Volume 75, Number 43 | March 15 -21 2006

Villager photos by Jefferson Siegel

Above, Christine Quinn arriving at the Hillary Clinton fundraiser after greeting Mike Singer, Sixth Precinct community affairs officer. Below, three Hillary Clinton supporters.

Despite marriage flap, Clinton packs gay fundraiser

By Jefferson Siegel

Senator Hillary Clinton returned to the Village area last Friday to attend another fundraiser for her re-election campaign and, many presume, to cement support for a run for president in 2008.

The fundraiser, sponsored by a coalition of lesbian, gay, bisexual and transgender groups, was held in Diane Von Furstenberg’s atelier on W. 12th St. near the Hudson River.

The fundraiser had engendered controversy in the L.G.B.T. community because of Clinton’s opposition to gay marriage and her support of the 1996 Defense of Marriage act, signed into law by her husband, former President Bill Clinton.

Some 20 protesters from the antiwar group Code Pink also came to protest Clinton’s support of the Iraq war. The group has appeared at previous fundraisers of hers and holds a weekly vigil in front of Clinton’s Midtown office.

“It’s outrageous that she pretends to be either a progressive or a friend of progressives while she offers de facto support for the war,” Village resident Lois Weiner said. The protesters greeted arriving guests with signs reading “Say No To War” and “2,410 U.S. Dead — How Many More?”

City Council Speaker Christine Quinn told The Villager why, despite the controversy, she came to the event. “Hillary didn’t vote for the Defense of Marriage bill in 1996. She wasn’t in the Senate then,” Quinn said. “Senator Clinton and I met this week to plan out a program of events between now and June 5, to make sure the [proposed constitutional] marriage amendment gets defeated,” Quinn added. “I’m here today because she is a strong ally for us in the Senate.”

John Mulligan, a member of Irish Queers and the lone gay protester in attendance, disagreed with Clinton on another issue. “She was the first Democrat to break the ban by participating in the homophobic, bigoted St. Patrick’s Day Parade, so she’s no friend of the queer community,” Mulligan said as he handed out fliers calling for a boycott of this Friday’s parade.

The press was not allowed into the fundraiser. Most departing guests said they liked what they heard. “I think the senator speaks very well because she speaks with her heart,” host Von Furstenberg said afterwards.

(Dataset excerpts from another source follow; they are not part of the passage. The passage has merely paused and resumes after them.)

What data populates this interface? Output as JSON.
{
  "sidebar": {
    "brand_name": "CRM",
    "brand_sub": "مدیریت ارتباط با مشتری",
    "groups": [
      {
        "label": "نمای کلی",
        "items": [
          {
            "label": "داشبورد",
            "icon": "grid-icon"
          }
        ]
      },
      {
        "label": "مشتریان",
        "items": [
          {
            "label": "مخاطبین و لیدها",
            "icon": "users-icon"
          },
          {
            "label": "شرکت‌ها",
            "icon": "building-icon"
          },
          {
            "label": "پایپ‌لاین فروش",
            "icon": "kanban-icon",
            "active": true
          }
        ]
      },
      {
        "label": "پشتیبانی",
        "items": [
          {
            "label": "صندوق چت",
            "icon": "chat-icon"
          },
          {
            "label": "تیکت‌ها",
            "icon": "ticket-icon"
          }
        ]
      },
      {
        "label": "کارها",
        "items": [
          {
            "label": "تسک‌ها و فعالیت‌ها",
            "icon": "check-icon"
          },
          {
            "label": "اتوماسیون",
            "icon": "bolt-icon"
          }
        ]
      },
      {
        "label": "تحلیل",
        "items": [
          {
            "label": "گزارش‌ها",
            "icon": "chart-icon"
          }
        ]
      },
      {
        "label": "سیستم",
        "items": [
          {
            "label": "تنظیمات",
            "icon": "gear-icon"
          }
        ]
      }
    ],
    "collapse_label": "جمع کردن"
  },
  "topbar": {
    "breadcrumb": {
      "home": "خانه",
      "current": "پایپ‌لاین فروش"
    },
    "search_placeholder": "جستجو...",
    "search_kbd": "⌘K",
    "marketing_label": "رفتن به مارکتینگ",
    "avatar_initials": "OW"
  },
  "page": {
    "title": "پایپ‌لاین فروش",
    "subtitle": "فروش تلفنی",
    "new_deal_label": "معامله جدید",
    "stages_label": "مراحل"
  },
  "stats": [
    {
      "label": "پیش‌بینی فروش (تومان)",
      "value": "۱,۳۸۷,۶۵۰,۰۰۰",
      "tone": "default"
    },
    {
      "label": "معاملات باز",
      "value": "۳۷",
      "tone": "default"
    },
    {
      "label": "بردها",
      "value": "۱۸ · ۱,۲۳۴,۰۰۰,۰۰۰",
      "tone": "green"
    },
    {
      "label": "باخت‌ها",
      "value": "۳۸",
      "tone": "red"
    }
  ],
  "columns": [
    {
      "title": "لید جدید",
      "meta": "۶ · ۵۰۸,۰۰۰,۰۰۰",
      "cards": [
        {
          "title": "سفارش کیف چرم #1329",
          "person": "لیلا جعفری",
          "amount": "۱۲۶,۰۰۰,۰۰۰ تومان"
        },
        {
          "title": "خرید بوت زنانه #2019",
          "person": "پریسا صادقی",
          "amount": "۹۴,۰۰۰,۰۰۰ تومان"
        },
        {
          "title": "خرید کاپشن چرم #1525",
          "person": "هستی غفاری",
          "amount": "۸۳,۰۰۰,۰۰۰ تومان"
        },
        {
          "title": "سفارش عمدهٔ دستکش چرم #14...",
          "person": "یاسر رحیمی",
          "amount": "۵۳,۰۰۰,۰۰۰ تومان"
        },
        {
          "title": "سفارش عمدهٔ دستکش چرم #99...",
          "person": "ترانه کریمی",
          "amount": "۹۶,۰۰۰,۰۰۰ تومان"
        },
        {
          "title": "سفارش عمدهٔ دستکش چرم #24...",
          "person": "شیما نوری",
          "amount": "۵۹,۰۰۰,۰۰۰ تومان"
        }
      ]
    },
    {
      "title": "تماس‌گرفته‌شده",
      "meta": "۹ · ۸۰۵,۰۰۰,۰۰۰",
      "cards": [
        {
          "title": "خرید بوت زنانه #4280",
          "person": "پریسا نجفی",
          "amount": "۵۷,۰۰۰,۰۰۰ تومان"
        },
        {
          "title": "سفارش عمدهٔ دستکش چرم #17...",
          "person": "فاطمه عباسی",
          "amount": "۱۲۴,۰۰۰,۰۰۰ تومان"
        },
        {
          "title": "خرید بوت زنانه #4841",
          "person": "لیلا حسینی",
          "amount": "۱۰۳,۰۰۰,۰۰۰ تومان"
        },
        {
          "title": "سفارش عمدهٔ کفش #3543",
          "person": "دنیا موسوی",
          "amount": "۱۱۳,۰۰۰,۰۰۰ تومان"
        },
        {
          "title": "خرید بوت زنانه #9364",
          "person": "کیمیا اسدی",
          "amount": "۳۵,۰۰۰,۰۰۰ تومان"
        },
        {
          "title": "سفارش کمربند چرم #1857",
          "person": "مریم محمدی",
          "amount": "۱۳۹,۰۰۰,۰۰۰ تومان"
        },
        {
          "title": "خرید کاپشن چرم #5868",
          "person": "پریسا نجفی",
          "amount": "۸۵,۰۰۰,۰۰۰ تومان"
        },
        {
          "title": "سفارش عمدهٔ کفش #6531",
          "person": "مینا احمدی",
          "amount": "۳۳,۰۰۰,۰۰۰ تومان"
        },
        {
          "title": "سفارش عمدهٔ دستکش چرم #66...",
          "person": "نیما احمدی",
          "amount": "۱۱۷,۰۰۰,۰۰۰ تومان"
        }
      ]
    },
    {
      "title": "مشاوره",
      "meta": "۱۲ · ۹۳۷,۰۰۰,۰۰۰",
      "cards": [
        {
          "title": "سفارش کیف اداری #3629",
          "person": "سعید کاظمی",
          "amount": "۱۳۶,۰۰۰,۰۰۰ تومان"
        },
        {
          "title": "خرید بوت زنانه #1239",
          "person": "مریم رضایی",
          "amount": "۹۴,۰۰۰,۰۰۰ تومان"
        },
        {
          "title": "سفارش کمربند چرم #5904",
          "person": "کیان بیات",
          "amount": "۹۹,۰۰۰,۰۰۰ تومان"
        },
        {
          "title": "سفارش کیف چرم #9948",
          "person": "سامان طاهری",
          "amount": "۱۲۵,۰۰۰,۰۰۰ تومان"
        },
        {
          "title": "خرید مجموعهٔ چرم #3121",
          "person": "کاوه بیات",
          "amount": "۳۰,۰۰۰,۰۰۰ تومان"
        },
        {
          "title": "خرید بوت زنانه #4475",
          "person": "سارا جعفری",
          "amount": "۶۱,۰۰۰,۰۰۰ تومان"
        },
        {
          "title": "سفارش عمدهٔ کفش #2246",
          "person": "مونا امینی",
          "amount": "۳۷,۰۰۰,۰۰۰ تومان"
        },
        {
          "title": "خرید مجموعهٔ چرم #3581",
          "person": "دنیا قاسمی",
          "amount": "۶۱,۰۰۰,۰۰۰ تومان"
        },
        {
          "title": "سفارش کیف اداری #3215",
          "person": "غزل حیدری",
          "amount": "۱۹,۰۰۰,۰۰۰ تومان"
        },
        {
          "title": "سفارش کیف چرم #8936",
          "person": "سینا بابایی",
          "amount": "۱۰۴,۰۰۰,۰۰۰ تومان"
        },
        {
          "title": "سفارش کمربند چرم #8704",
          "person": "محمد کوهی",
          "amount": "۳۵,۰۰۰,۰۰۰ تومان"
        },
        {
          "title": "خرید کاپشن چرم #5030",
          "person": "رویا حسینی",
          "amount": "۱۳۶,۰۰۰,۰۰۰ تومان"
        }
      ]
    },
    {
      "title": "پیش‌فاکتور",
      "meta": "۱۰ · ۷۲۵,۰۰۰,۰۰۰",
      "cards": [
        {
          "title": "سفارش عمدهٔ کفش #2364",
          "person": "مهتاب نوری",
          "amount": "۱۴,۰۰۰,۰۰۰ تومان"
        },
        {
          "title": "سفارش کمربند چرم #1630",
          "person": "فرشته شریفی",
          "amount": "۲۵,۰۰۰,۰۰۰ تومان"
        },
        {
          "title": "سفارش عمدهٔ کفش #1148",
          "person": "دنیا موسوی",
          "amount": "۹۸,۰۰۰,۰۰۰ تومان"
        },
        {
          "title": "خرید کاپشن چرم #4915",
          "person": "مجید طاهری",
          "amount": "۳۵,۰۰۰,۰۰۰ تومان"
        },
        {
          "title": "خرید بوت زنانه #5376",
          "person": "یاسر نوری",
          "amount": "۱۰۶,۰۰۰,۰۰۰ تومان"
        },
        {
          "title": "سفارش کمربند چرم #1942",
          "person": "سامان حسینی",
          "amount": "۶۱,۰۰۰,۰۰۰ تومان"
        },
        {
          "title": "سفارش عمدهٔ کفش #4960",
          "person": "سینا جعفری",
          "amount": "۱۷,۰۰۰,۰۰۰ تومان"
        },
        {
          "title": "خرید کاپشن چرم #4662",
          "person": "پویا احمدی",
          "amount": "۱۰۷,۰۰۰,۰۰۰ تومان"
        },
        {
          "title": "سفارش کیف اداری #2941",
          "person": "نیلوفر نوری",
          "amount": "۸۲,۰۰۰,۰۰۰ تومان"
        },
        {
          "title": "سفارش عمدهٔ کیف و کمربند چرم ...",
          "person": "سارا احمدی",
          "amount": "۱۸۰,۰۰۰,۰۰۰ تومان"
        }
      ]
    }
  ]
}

Randi Weingarten, the United Federation of Teachers president, also was impressed. “Look, she laid it out, very honestly and bluntly, about what the stakes are nationally,” Weingarten said.

Speaker Quinn, who addressed the crowd before introducing Clinton, said later, “She really laid out a plan for how we Democrats can win back the House and the Senate. That is ultimately what we need to be able to move the progressive agenda, but also the L.G.B.T. agenda, forward.”